Corriere della Sera - La Lettura
Tutti cannibali sotto E un Bambino si crede
L’epos di Yan Lianke Mao Gesù
«Il campo di rieducazione costituisce l’elemento storico e l’espressione più peculiare di questo Paese, proprio come le cicatrici sul tronco di un vecchio albero, e finisce per diventare l’occhio attraverso cui contemplare il mondo». È a metà romanzo che uno dei personaggi di Yan Lianke svela il senso de I quattro libri. Che, comprensibilmente censurato in Cina, è l’opera potente ed efficace di uno scrittore importante, affermatosi con Servire il popolo, vorticosa satira sul maoismo.
I quattro libri parte, senza esplicitarlo, dagli anni del «Grande balzo in avanti» che sfociarono in una catastrofica carestia (1958-1962): eventi che la propaganda ufficiale evita di maneggiare, anche se storici coraggiosi come Yang Jisheng ( Tombstone, 2012) hanno cominciato a indagare scomode verità. La storia si svolge nella Sezione 99, un campo di rieducazione per intellettuali collocato non a caso lungo il Fiume Giallo, liquido pilastro della civiltà cinese. Il laogai è guidato dal Bambino, un giovane uomo che amministra il potere con una singolare combinazione di assolutismo e misericordia, arbitrio e premi.

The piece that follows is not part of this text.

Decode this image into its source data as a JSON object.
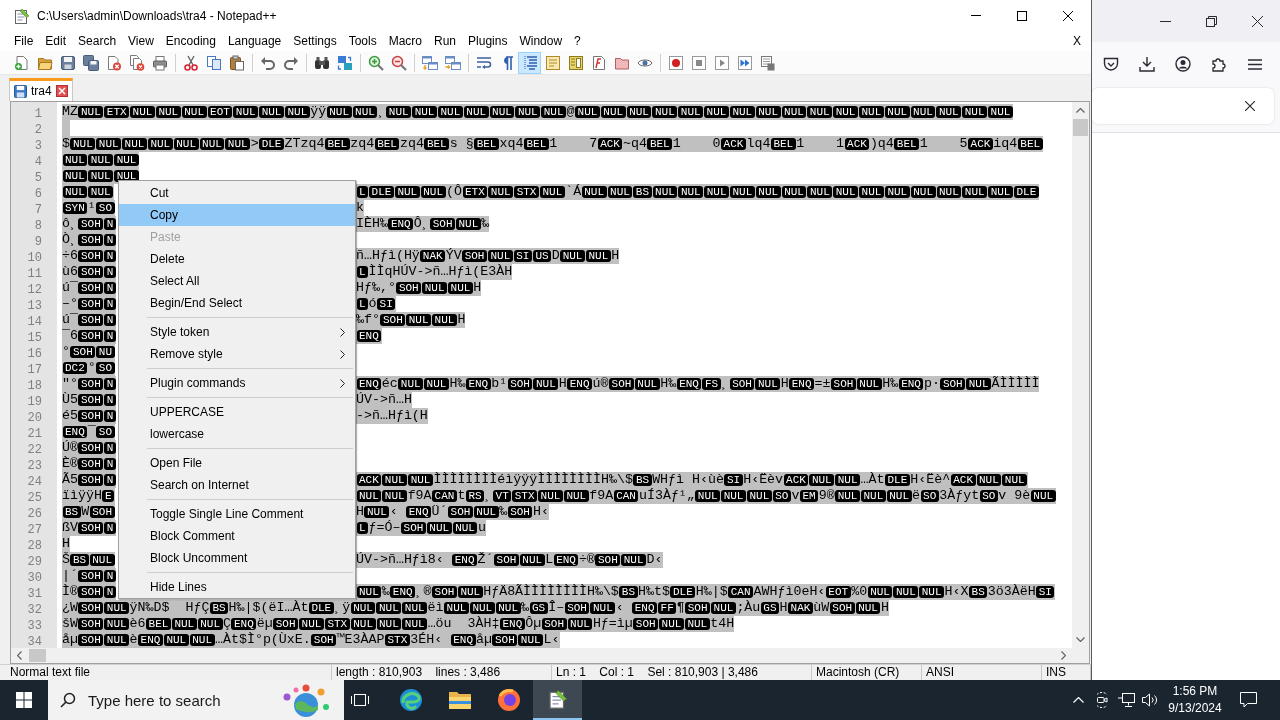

Intorno a lui orbitano lo Scrittore, il ricercatore, un devoto cattolico (il Religioso), la Musicista, la Dottoressa, tutti in equilibrio precario fra resilienza e meschinità.
Ma non è il realismo la cifra di Yan. C’è un’esuberanza lirica (l’«odore rosso pallido» del ferro, l’aria «piena di luce e di frammenti di echi») e insieme metaforica che accompagna la corsa alla produzione agricola (con obiettivi irrealistici), la fusione di acciaio (idem), fino alla penuria di cibo che diventa fame e cannibalismo («Cinquantadue cadaveri in tutto, e non ce n’è più nemmeno uno integro...»). L’autore dissemina indizi, simboli, allusioni da interpretare e ricomporre. Intanto il tono iniziatico: un’ironia che non dà scampo e ricorre a figure della tradizione cristiana. Così i «quattro libri», cioè i fatti affidati a quattro diverse narrazioni (l’escamotage è quello universale dei testi ritrovati), evocano i Vangeli ma anche i «quattro libri» del confucianesimo. E ancora, a cascata: il Bambino e i suoi deliri «cristologici» paiono rimandare alla ribellione cristiano-messianico dei Taiping (1850-64) che seminò l’anarchia, e qui Yan denuncia il caos sotto Mao, di cui non fa il nome ma è «l’uomo eminentissimo che si trovava all’apice della gerarchia». Se poi lo Scrittore che spia i compagni suona come un’autocritica dell’autore sul proprio ruolo, la sequenza sul sangue con il quale vengono irrigati i campi di cereali si rifà ai «panini inzuppati nel sangue umano» con i quali Lu Xun (1881-1936) sferzava l’immoralità della Cina. Infine l’autocannibalismo che lo Scrittore s’infligge per espiare: un’eucarestia, quasi.
Yan mette insieme un puzzle che sembra restituire un giudizio drastico e definitivo sulla Cina, un’antropologia del pessimismo resistente alle grottesche seduzioni dell’ideologia e all’amnesia a comando. La Cina è Sisifo, ognuno di noi è un povero Sisifo. Il mondo una Sezione 99. «Non appena l’uomo si adatta alla sofferenza ed entra in sintonia con i cambiamenti, la noia, l’assurdità e la morte che derivano dal castigo, ecco che la punizione perde la sua ragion d’essere» e se riparte il tormento «nuovamente ci si abitua».